現在の基礎年金は「保険料方式」——現役世代が払う保険料で高齢者を支える仕組みです。税方式にすると、保険料を払っていない人(無職・非正規等)も含めて全国民で高齢者を支える形になります。現役世代の保険料負担は減り、低年金問題も改善。詳しくは年金改革の記事をご覧ください。

まとめ——「本当の意味で手取りを増やす」経済政策

チームみらいの経済政策は、消費税減税という「気持ちいい嘘」を拒絶し、現役世代の手取りを本当に増やす「誠実な改革」を提示しています。
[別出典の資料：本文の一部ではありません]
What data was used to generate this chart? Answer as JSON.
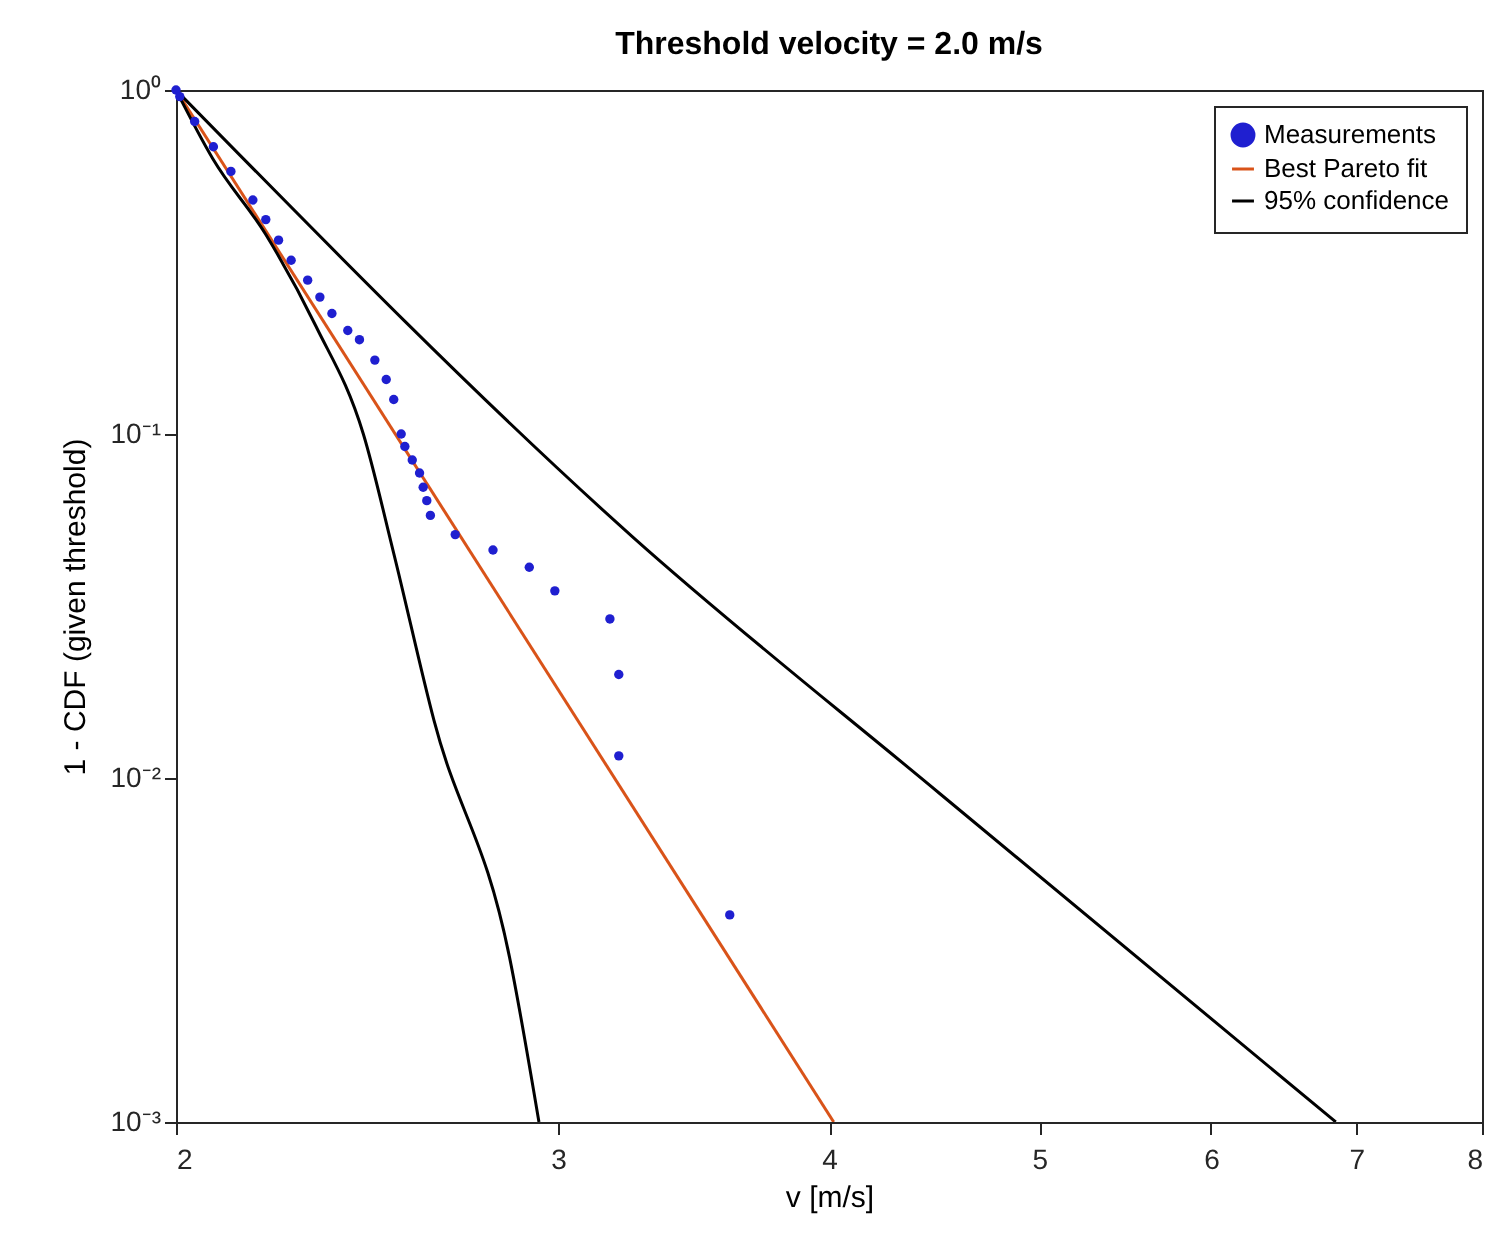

社会保険料の伸びを抑制し、給付付き税額控除で年収の壁をなくし、複雑な税・社会保障制度をシンプルにリファクタリングする。財政の透明化で信頼を確保しながら、AGI時代への複数シナリオ対応を今から準備する——これらは全て、「制度を本気で変えようとしている」証拠です。

あなたの手取りが増えない理由は、消費税ではなく社会保険料と制度の歪みです。それを正面から解決しようとしているのがチームみらいの経済政策です。